Primary care networks should incorporate these guidelines and policies into wider suicide prevention strategies and pilot and evaluate, in partnership with relevant third-sector organisations, integrated evidence-informed primary care self-harm models and services.13,14,47 For GPs to assess, treat, refer, and support patients who self-harm in primary care, improved communication on patient management with secondary care services, the development of brief and effective GP-led interventions, and the integration of evidence-based primary care self-harm models are all fundamental.

Acknowledgments

The authors thank Buddhika Fernando and Nadia Samuelsson for assistance in translation of studies and the study authors who responded to individual data requests. Thanks go to Jennie Popay and colleagues for their guidance on the conduct of narrative synthesis in systematic reviews.

Funding

This manuscript presents independent research supported by Faraz Mughal’s National Institute for Health Research (NIHR) In-Practice Fellowship (ref: IPF-2017-11-002). M Isabela Troya was funded by a Keele University ACORN studentship. Lisa Dikomitis was awarded a Senior Fellowship by the Higher Education Academy. Carolyn A Chew-Graham is part-funded by West Midlands Collaboration for Leadership in Applied Health Research and Care.

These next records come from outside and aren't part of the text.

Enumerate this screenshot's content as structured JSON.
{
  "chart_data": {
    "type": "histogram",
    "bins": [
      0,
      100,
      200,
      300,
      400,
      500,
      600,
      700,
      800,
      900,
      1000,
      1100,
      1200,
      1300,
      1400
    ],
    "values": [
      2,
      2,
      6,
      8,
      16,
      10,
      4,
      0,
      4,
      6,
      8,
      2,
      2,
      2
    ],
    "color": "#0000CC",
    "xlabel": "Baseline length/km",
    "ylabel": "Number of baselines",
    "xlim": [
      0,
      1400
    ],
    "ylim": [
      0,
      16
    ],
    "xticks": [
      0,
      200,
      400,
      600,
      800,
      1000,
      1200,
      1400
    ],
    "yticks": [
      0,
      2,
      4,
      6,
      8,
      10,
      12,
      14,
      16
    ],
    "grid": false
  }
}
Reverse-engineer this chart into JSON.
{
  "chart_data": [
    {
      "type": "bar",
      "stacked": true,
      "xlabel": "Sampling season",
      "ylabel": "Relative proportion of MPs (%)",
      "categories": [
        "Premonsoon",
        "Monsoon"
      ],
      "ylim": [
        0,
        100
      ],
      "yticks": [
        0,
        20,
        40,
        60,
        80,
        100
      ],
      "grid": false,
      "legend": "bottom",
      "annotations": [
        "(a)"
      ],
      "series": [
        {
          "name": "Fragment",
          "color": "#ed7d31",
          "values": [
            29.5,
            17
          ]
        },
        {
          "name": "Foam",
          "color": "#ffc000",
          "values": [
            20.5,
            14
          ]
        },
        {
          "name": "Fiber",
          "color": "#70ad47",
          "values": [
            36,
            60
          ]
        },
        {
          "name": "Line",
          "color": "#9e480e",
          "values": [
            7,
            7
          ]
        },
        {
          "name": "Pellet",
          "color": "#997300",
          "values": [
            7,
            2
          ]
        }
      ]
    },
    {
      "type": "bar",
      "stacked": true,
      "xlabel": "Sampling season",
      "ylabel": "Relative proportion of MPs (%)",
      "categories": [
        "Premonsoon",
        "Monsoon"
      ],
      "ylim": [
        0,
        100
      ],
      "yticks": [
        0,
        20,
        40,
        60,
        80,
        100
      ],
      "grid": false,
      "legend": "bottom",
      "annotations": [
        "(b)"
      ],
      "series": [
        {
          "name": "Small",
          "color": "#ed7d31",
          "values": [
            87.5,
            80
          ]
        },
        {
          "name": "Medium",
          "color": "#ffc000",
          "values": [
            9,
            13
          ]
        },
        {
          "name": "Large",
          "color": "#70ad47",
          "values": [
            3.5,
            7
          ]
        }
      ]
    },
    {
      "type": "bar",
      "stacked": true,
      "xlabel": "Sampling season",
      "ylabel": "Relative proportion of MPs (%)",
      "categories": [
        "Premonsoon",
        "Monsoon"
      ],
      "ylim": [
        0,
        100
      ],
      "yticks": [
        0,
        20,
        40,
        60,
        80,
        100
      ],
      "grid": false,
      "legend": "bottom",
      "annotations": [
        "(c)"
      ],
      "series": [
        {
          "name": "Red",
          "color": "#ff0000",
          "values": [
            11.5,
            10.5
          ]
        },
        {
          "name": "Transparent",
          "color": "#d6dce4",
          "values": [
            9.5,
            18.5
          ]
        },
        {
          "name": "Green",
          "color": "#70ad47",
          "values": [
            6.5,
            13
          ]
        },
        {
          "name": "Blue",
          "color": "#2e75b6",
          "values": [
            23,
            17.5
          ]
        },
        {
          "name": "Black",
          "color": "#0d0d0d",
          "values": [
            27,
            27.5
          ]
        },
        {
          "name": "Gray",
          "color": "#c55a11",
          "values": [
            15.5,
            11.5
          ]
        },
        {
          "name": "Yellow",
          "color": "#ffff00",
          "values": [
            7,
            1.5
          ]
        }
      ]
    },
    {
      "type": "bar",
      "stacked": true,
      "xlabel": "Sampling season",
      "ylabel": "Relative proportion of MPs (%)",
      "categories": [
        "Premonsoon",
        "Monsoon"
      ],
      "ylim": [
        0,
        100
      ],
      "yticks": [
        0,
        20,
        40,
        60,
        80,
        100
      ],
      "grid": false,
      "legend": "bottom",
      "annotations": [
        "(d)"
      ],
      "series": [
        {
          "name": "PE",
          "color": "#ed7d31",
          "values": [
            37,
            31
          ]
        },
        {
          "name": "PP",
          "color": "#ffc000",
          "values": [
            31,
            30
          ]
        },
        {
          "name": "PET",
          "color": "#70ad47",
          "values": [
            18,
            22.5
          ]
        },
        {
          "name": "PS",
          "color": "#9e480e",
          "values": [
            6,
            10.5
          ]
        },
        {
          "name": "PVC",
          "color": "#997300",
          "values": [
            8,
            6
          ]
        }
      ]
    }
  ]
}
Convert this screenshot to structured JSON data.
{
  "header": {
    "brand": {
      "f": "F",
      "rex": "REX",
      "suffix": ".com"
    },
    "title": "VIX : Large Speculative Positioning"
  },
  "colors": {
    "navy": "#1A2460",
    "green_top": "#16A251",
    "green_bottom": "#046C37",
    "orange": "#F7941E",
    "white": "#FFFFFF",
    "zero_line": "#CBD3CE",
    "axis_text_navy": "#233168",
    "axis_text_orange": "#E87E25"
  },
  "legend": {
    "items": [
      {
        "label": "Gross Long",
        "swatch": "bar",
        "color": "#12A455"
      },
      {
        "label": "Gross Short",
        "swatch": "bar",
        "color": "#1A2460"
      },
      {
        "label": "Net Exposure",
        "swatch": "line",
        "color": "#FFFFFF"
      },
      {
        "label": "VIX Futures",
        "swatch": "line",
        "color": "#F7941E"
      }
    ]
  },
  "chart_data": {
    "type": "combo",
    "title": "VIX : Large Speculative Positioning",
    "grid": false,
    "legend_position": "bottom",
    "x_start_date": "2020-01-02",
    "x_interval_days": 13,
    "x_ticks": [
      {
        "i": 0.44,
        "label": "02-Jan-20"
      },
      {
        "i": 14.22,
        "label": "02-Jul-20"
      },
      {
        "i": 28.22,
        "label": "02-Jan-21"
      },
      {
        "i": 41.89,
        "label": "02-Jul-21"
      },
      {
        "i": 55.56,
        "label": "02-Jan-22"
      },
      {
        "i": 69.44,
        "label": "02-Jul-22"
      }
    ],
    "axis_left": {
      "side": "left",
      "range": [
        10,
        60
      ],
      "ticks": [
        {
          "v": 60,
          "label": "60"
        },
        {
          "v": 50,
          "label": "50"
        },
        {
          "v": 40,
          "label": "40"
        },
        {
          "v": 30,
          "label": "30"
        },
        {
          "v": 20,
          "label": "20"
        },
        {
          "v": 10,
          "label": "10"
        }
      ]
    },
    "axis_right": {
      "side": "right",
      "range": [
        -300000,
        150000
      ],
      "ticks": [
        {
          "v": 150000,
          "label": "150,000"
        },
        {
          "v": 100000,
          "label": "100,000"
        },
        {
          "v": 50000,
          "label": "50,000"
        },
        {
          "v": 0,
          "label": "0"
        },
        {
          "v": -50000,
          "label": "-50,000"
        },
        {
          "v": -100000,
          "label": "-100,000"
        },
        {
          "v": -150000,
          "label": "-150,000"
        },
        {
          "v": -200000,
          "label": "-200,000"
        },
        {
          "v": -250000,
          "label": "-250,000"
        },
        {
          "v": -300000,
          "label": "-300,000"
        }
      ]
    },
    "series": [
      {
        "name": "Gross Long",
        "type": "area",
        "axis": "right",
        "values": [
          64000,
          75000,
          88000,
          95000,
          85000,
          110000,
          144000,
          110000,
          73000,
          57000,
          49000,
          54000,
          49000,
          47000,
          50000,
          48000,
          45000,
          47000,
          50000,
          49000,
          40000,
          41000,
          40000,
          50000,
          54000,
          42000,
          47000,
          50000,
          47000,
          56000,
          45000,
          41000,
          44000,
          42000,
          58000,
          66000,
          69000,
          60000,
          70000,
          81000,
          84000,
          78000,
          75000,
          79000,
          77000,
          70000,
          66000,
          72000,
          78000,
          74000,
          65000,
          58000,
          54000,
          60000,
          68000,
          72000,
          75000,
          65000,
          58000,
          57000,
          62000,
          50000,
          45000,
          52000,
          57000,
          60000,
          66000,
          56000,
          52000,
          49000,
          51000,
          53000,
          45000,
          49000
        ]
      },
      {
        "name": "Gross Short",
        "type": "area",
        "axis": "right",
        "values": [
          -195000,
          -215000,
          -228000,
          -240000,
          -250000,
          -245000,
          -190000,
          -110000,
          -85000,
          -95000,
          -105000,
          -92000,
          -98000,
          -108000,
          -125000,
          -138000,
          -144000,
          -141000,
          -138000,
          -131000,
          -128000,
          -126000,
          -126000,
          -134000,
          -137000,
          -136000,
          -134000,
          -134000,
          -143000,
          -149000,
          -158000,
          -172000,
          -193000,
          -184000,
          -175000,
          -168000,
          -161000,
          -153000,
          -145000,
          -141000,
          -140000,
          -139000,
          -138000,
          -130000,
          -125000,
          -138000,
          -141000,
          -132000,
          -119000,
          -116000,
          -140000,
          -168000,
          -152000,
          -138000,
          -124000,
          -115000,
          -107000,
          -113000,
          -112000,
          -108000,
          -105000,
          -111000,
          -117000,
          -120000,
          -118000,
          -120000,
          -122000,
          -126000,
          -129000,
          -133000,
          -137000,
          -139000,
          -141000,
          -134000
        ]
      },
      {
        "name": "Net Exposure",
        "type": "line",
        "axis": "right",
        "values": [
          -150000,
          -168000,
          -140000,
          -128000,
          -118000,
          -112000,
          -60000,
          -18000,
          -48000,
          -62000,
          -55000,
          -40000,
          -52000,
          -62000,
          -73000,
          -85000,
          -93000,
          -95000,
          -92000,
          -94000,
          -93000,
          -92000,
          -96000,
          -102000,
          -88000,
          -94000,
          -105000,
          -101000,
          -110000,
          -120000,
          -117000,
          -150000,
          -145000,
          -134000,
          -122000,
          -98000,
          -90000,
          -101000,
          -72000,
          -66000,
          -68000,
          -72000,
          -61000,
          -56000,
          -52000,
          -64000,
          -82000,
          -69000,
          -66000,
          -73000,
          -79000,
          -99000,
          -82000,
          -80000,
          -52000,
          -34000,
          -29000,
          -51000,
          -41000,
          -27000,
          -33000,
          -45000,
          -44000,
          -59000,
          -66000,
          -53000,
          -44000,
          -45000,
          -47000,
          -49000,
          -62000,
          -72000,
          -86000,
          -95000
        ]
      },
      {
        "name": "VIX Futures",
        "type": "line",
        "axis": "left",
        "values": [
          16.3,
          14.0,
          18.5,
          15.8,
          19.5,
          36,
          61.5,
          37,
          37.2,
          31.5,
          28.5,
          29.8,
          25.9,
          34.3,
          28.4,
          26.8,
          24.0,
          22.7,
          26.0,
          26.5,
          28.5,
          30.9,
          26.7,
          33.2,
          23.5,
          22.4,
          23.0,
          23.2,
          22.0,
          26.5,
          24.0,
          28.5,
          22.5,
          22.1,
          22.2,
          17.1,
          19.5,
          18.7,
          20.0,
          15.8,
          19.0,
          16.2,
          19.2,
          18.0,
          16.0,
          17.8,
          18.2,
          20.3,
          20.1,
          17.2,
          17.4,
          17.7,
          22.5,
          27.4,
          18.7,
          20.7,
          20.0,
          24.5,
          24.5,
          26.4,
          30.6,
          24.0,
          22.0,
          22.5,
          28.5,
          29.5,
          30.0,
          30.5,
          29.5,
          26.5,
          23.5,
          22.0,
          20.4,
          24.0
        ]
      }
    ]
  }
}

The views expressed in this paper are those of the authors and not necessarily those of the NHS, NIHR, or the Department of Health and Social Care.

Ethical approval

Ethical approval was not sought; however, this study adheres to the ethical standards set by the Declaration of Helsinki.

Provenance

Freely submitted; externally peer reviewed.

Competing interests

Faraz Mughal is the RCGP Clinical Fellow in Mental Health, Clinical Innovation and Research Centre, RCGP, and has authored RCGP TopTips for GPs on self-harm and suicide in young people. Carolyn A Chew-Graham is chair of the RCGP Scientific Foundation Board and RCGP Curriculum Advisor, Mental Health; and Chair of the Society for Academic Primary Care. All other authors have declared no competing interests.